While we may be in danger of becoming accustomed to the freedom of Vikram Singh and Max O’Dowd’s approach to the powerplay, that should not blind us to its audacity against seasoned new-ball attacks, while the resourcefulness and sheer bloody-mindedness of Teja Nidamanuru and Scott Edwards in the middle order, literally running the opposition ragged and despatching any less than perfect delivery into the far distance, will live long in the memory.
Which brings us to Logan van Beek, whose Trinidad-born grandfather Sam Guillen, a Test player for both the West Indies and New Zealand – and to whom his grandson bears a more than passing resemblance in features if not in batting style – might have had mixed feelings about the manner in which his sometime countrymen were knocked all over the park but could only have basked in pride at the skill and courage that his grandson displayed.

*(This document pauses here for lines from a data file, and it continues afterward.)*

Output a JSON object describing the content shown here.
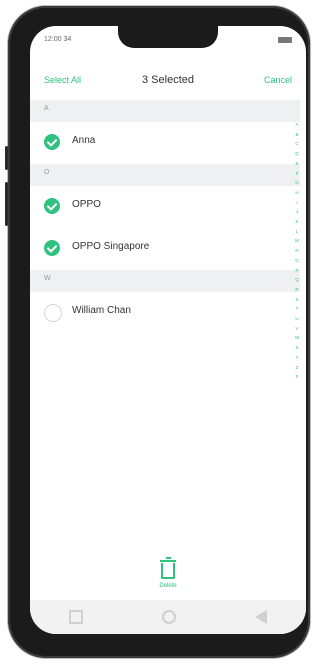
{
  "status": {
    "time": "12:00 34"
  },
  "header": {
    "select_all": "Select All",
    "title": "3 Selected",
    "cancel": "Cancel"
  },
  "sections": [
    {
      "letter": "A",
      "items": [
        {
          "name": "Anna",
          "checked": true
        }
      ]
    },
    {
      "letter": "O",
      "items": [
        {
          "name": "OPPO",
          "checked": true
        },
        {
          "name": "OPPO Singapore",
          "checked": true
        }
      ]
    },
    {
      "letter": "W",
      "items": [
        {
          "name": "William Chan",
          "checked": false
        }
      ]
    }
  ],
  "index_letters": [
    "A",
    "B",
    "C",
    "D",
    "E",
    "F",
    "G",
    "H",
    "I",
    "J",
    "K",
    "L",
    "M",
    "N",
    "O",
    "P",
    "Q",
    "R",
    "S",
    "T",
    "U",
    "V",
    "W",
    "X",
    "Y",
    "Z",
    "#"
  ],
  "bottom": {
    "delete_label": "Delete"
  },
  "colors": {
    "accent": "#2ec27e",
    "section_bg": "#eef0f2"
  }
}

> More on Logan van Beek’s exploits yesterday
Now 32, Van Beek has, as he observed after the game, played a lot of cricket since he made his debut for Canterbury in 2010, but he can never have made a greater contribution to an outcome than he did on Monday, his 14-ball 28 gaining the tie in the first place before he dominated the Super Over with both bat and ball.
It was an extraordinary feat and, ironically, one which would never have happened but for the ICC’s absurd belief that you can’t allow a tie to sit undisturbed in the record books, even in a round-robin competition.
But that is not the end of the absurdities which surround this epic day.
As we noted earlier, the steeliness of this Dutch performance was forged in the tough crucible of the Super League, 24 matches against Full member opposition which yielded little in terms of results but which gave the entire squad unprecedented exposure to one-day cricket at the highest level.
That that competition, like the High Performance Program and the Intercontinental Cup before it, has fallen victim to the short-sightedness and greed of the game’s oligarchs is merely the latest in the list of the ICC’s appalling decisions, but it is one which will make it less likely that the Dutch, or any other Associate, will in future gain the sort of experience which made this achievement possible.
Then, of course, there is the fact that this game, like Scotland’s thrilling last-ball, one-wicket victory over Ireland a week ago, would in any rational universe have been a highlight of the World Cup proper, rather than taking place in the shadows of a qualifying tournament.
And that would have meant that they could have been enjoyed, as they should have been, by a global television audience, not hidden away behind a paywall of stupdity, obscurantism and greed and invisible to most of those who might conceivably have been inspired by such feats to grow the game in its far-flung outposts.
Belatedly, the ICC has decided that from 2027 the World Cup will revert to being a 14-team tournament, but even that overdue reversal of an historic wrong will mean little if more fundamental inequities in global cricket are not properly addressed.
The abolition of the Super League means that the Associates who qualify in 2027 will have had only the most limited exposure to the highest level of ODI cricket if measures are not taken to ensure that the leading Associates play regularly against the Full members, and we all know that that is very unlikely to happen.
In the end, it all comes back to money and politics, and we also know that next month’s ICC annual meeting will be asked to approve a distribution model which pumps even more wealth into the seemingly bottomless pockets of cricket’s oligarchs at the expense of those who need it most.
Somehow, the game’s administrators must summon up the passion, commitment and belief the Dutch showed at Lord’s in 2009 and in Harare on Monday, venture into previously-unknown territory, and show the proponents of this smash-and-grab raid on cricket’s future that their self-aggrandising schemes can be hammered into the trees like Logan van Beek despatching a Jason Holder slot ball.